I have a plan that's going to allow people 55 to 64 to buy into Medicare early.

And I have a plan that will take the catastrophic cases out of the system, off your backs, pay for it out of a federal fund, which lowers the premiums for everybody in America, makes American business more competitive and makes health care more affordable.

Now, all of that can happen, but I have to ask you to do one thing: Join me in rolling back the president's unaffordable tax cut for people earning more than $200,000 a year.  That's all.

Ninety-eight percent of America, I'm giving you a tax cut and I'm giving you health care.

GIBSON: Mr. President, a minute and a half.

BUSH: Let me see where to start here.

First, the National Journal named Senator Kennedy the most liberal senator of all.  And that's saying something in that bunch.  You might say that took a lot of hard work.

The reason I bring that up is because he's proposed $2.2 trillion in new spending, and he says he going to tax the rich to close the tax gap.

He can't.  He's going to tax everybody here to fund his programs.  That's just reality.

And what are his health programs?  First, he says he's for medical liability reform, particularly for OB/GYNs.  There's a bill on the floor of the United States Senate that he could have showed up and voted for if he's so much for it.

Secondly, he says that medical liability costs only cause a 1 percent increase. That shows a lack of understanding. Doctors practice defensive medicine because of all the frivolous lawsuits that cost our government $28 billion a year.

And finally, he said he's going to have a novel health care plan.  You know what it is?  The federal government is going to run it.

It's the largest increase in federal government health care ever.  And it fits with his philosophy.  That's why I told you about the award he won from the National Journal.

That's what liberals do.  They create government-sponsored health care.  Maybe you think that makes sense.  I don't. Government-sponsored health care would lead to rationing.  It would ruin the quality of health care in America.

GIBSON: Senator Kerry, we got several questions along this line, and I'm just curious if you'd go further on what you talked about with tort reform.  Would you be favoring capping awards on pain and suffering?  Would you limit attorney's fees?

KERRY: A follow-up...

GIBSON: Yes. A follow-up on this for...

KERRY: Yes, I think we should look at the punitive and we should have some limitations.

But look, what's really important, Charlie, is the president is just trying to scare everybody here with throwing labels around.  I mean, "compassionate conservative," what does that mean?  Cutting 500,000 kids from after-school programs, cutting 365,000 kids from health care, running up the biggest deficits in American history.

Mr.
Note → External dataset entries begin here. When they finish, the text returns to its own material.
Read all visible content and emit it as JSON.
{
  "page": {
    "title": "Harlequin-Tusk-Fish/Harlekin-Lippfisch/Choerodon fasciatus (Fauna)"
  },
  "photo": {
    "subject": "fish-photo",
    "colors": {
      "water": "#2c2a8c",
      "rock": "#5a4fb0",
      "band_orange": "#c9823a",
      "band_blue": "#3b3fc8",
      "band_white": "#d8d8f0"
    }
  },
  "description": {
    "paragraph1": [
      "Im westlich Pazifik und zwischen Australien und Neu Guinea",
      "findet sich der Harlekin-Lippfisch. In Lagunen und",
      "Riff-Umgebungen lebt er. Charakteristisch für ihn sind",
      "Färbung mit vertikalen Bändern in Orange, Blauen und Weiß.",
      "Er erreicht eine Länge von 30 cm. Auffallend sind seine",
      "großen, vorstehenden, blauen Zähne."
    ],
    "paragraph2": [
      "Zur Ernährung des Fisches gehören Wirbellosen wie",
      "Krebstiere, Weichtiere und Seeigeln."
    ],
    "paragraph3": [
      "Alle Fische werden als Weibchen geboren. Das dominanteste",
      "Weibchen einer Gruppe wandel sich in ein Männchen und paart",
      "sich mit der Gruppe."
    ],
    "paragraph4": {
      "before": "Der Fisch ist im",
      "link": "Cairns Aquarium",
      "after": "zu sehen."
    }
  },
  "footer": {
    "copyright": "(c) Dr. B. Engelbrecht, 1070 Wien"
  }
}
President, you're batting 0 for 2.

I mean, seriously -- labels don't mean anything.  What means something is: Do you have a plan?  And I want to talk about my plan some more -- I hope we can.

GIBSON: We'll get to that in just a minute.

Thirty seconds, President Bush.

BUSH: You're right, what does matter is a plan.  He said he's for -- you're now for capping punitive damages?

That's odd.  You should have shown up on the floor in the Senate and voted for it then.

Medical liability issues are a problem, a significant problem.  He's been in the United States Senate for 20 years and he hasn't addressed it.

We passed it out of the House of Representatives.  Guess where it's stuck?  It's stuck in the Senate, because the trial lawyers won't act on it.  And he put a trial lawyer on the ticket.